The city decided to keep its money out of the proposed impact study for U.S. 117 because it no longer has a voice on the U.S. 70 Corridor Commission. The study will be completed by the state Department of Transportation for Wayne County on behalf of the commission.
The county had entered into an agreement with the department to complete the economic development analysis for the four-lane freeway bypass corridor from Raleigh to Morehead City and converting U.S. 117 to I-795 South to I-40.
The cost of the U.S. 117 study to the Goldsboro Metropolitan Planning Organization would have been $30,000, with the remainder of the $125,000 being paid by the DOT.
If paid through the city MPO, 80 percent of the $30,000 would be reimbursed with non-local dollars, City Manager Scott Stevens said.
The full amount would be paid from the city and then reimbursed through the MPO.
Councilman Chuck Allen questioned why the city should pay for a study for an organization that no longer included a city representative.
The city has not felt like it has had representation on the commission since Allen was not reappointed as one of Wayne County's four delegates on the commission, Allen said.
It was decided to table the item to give council members time to meet with the county commissioners.
A member of the Goldsboro Planning Commission was appointed by the county to the commission, but the council was not involved in the discussion to recommend its city representation, Allen said.
"(The city) tried to join and they didn't want that either and they want to let us, the MPO, pay for it?" he said.
After the council tabled the agreement, it was decided through discussions between the county and state that the DOT would bear the full cost of the U.S. 117 study, County Commissioner Joe Daughtery said.
"The MPO was not meeting right away, and we needed the funding," Daughtery said. "NCDOT picked up the whole bill, which is good they were able to because we need that study badly."
At a meeting last week, the commission voted to officially incorporate as well as make changes to the bylaws to allow municipalities to join and to increase the number of board representatives to five, said U.S. 70 Corridor Commission Director Durwood Stephenson.
This brings the five-county board to 25 members.
According to the new regulations, any municipality joining is entitled to one of the five board positions and should submit three applicants to their county's commissioners.
If five municipalities from one county joined, they would be entitled to all five positions, which would violate the other bylaw change setting up the lead directors as a commissioner from each of the participating five counties.

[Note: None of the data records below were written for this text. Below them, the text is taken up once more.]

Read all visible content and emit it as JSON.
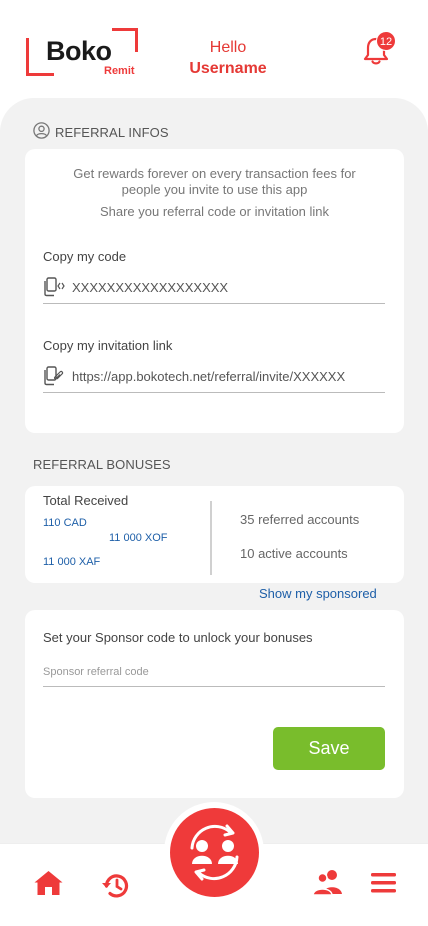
{
  "header": {
    "logo_word": "Boko",
    "logo_sub": "Remit",
    "hello": "Hello",
    "username": "Username",
    "notification_count": "12",
    "icons": {
      "bell": "bell-icon"
    }
  },
  "referral_infos": {
    "title": "REFERRAL INFOS",
    "description_line1": "Get rewards forever on every transaction fees for",
    "description_line2": "people you invite to use this app",
    "share_text": "Share you referral code or invitation link",
    "code_label": "Copy my code",
    "code_value": "XXXXXXXXXXXXXXXXXX",
    "link_label": "Copy my invitation link",
    "link_value": "https://app.bokotech.net/referral/invite/XXXXXX"
  },
  "referral_bonuses": {
    "title": "REFERRAL BONUSES",
    "total_label": "Total Received",
    "amounts": [
      "110 CAD",
      "11 000 XOF",
      "11 000 XAF"
    ],
    "referred": "35 referred accounts",
    "active": "10 active accounts",
    "show_sponsored": "Show my sponsored"
  },
  "sponsor": {
    "title": "Set your Sponsor code to unlock your bonuses",
    "placeholder": "Sponsor referral code",
    "save_label": "Save"
  },
  "nav": {
    "items": [
      "home-icon",
      "history-icon",
      "referral-exchange-icon",
      "users-icon",
      "menu-icon"
    ]
  },
  "colors": {
    "brand_red": "#ee3a3a",
    "link_blue": "#1e5fa8",
    "save_green": "#79bd2c",
    "panel_bg": "#f2f2f2"
  }
}
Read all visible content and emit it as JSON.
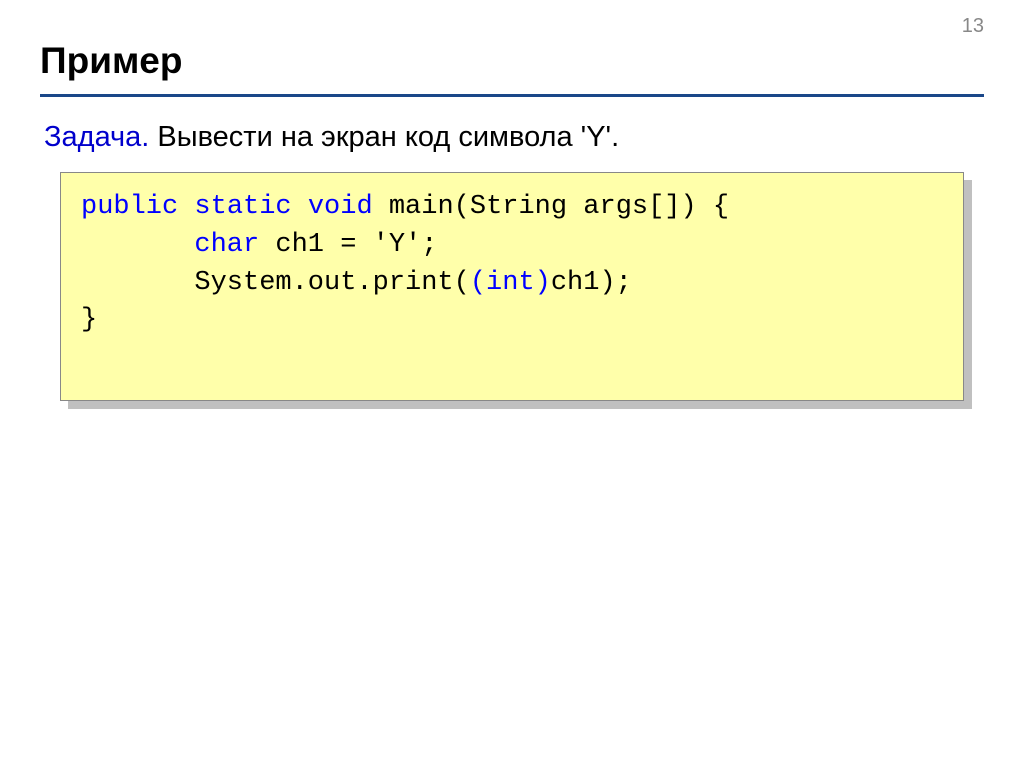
{
  "page_number": "13",
  "title": "Пример",
  "task": {
    "label": "Задача.",
    "text": " Вывести на экран код символа 'Y'."
  },
  "code": {
    "line1_pre": "public static void",
    "line1_post": " main(String args[]) {",
    "line2_pre": "char",
    "line2_post": " ch1 = 'Y';",
    "line3_pre": "System.out.print(",
    "line3_mid": "(int)",
    "line3_post": "ch1);",
    "line4": "}"
  }
}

Stephenson said in that "almost impossible" situation the bylaws would need to be changed, but he added that he does not foresee that as a real possibility.
"We based this on the way things have been in the past and there is almost, well I would say a zero percent chance of that happening," Stephenson said.
Whether the city will join the commission is not clear, Stevens said.
"The cost to join the commission is $25,000 for a county for four representatives and $10,000 for a city for one member," Stevens said.
Another concern for Stevens is the county choosing from three names the city would put up for the board position.
"The question is finding three people who want to serve in that position," Stevens said. "They would need to be willing to travel up and down U.S. 70 for meetings."